L2 : Les fissures à mains directement au-dessus des pitons. Un pas de traverse à gauche entre les deux bouts de fissures parfaites. Tourner le coin à gauche. Ne pas remonter le dièdre (c’est Jeu de jenga). Faire un relais aussitôt arrivé dans le dièdre. La vire est confortable pour deux. Courte longueur, environ 15m. Relais important pour éviter le tirage dans la longueur suivante.

La fissure se poursuit sur près de 50m

L3 : 50m. Voir les photos. Prend tout type de protections. À mon œil, il s’agit de la plus belle longueur du Gros Bras en 5.8 après Valérie Rêverie. Relais intermédiaires possibles. Du relais, traverser horizontalement le mur exposé vers la gauche. Prises franches. Un bloc douteux, ne pas protéger derrière. Remonter la fissure noire qui se poursuit de façon plutôt rectiligne (vers la droite quand ça s’impose) jusqu’à une grande vire parsemée de petits feuillus. La mousse noire dans la fissure suggère que la voie peut être glissante le lendemain de grosses pluies. Au bout des fissures, un mouvement de dalle vers la gauche, puis une tale de bleuets qu’on doit enjamber avant d’aller monter un relais dans une fissure verticale de 0.5 pouce de largeur, très évidente.

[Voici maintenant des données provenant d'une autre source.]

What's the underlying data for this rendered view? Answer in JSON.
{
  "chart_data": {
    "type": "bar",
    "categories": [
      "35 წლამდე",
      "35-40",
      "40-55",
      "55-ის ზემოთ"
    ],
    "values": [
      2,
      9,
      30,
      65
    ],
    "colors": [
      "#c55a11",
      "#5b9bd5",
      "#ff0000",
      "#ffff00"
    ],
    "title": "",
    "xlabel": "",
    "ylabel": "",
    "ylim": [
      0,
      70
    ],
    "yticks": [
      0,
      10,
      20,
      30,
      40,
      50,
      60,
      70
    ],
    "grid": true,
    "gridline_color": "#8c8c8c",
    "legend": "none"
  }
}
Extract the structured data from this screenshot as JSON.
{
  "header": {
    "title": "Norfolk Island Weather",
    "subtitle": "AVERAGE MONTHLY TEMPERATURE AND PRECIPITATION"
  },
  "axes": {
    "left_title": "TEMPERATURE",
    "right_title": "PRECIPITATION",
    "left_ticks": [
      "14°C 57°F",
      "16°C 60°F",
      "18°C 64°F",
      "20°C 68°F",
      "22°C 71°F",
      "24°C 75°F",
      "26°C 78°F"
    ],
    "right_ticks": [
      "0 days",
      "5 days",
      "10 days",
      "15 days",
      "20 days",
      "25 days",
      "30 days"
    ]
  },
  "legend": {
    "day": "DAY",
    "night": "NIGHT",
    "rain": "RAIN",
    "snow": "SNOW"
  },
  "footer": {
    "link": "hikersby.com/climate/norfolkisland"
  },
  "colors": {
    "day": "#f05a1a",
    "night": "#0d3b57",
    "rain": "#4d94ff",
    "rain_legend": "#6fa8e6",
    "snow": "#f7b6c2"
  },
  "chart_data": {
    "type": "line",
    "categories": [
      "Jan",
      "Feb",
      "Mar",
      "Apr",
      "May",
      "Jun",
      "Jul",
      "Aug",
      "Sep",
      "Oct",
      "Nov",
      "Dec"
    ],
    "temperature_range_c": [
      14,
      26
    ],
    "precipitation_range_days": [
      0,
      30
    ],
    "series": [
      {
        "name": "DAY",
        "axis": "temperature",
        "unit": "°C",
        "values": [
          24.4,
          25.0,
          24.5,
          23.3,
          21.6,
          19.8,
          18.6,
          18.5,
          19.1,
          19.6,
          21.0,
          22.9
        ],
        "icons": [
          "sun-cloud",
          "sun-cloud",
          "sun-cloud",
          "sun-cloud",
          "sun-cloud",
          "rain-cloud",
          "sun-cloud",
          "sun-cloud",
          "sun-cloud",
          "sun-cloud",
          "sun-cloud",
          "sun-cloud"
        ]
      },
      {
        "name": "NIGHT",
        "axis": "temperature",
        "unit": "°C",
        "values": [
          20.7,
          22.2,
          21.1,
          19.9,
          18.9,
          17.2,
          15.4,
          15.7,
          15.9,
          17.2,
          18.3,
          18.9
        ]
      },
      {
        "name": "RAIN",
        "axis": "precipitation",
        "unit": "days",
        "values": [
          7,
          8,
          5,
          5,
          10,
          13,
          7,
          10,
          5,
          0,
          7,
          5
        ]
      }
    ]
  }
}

L4-5 : 50m. La longueur 4, ou les longueurs 4-5 si on fait un relais intermédiaire pour diminuer le tirage, aboutit, ou aboutissent, sur une dernière longueur qui est plus difficile que les précédentes (5.9+ au moins, ou 10a?). Si vous voulez grimper Le troisième lien tout en 5.8, il faut terminer par la rampe de Sinus. Auquel cas le nom de la voie prend tout son sens : un nouveau passage entre deux zones au trafic plus dense 😉 Sinon c’est comme suit :

Du relais, partir directement au-dessus en suivant la fissure verticale puis le coin à gauche de la dalle non protégée (5.7 R – le coin ne se protège pas plus! mais il est plus prisu). Possible d’éviter en traversant en apnée dans des buissons épais à gauche, mais mieux vaut rester sur le rocher. Passer les arbres jusqu’à un mur vertical, marcher à sa base vers la gauche jusqu’à une fissure large dont la forme rappelle vaguement un Y. Déplacer le relais ici avant de continuer est une bonne idée. L’autre option c’est de faire fi de la protection sur les prochains 20m, lesquels sont peu inclinés, question d’éviter le tirage (5.6 R). Plus haut on rejoint une fissure coupée au laser qui est large au début, puis large comme la main quand elle se redresse (seule protection nécessaire, passage en 5.7 ou 5.8). Cette fissure est bien celle à quelques mètres à droite du gros dièdre. Bien sûr en déplaçant le relais au pied de la large fissure en Y le facteur de tirage serait plus négligeable et il serait possible de protéger normalement. Le relais se fait sur la vire aux petits sapins… sur les petits sapins comme tel dans notre cas.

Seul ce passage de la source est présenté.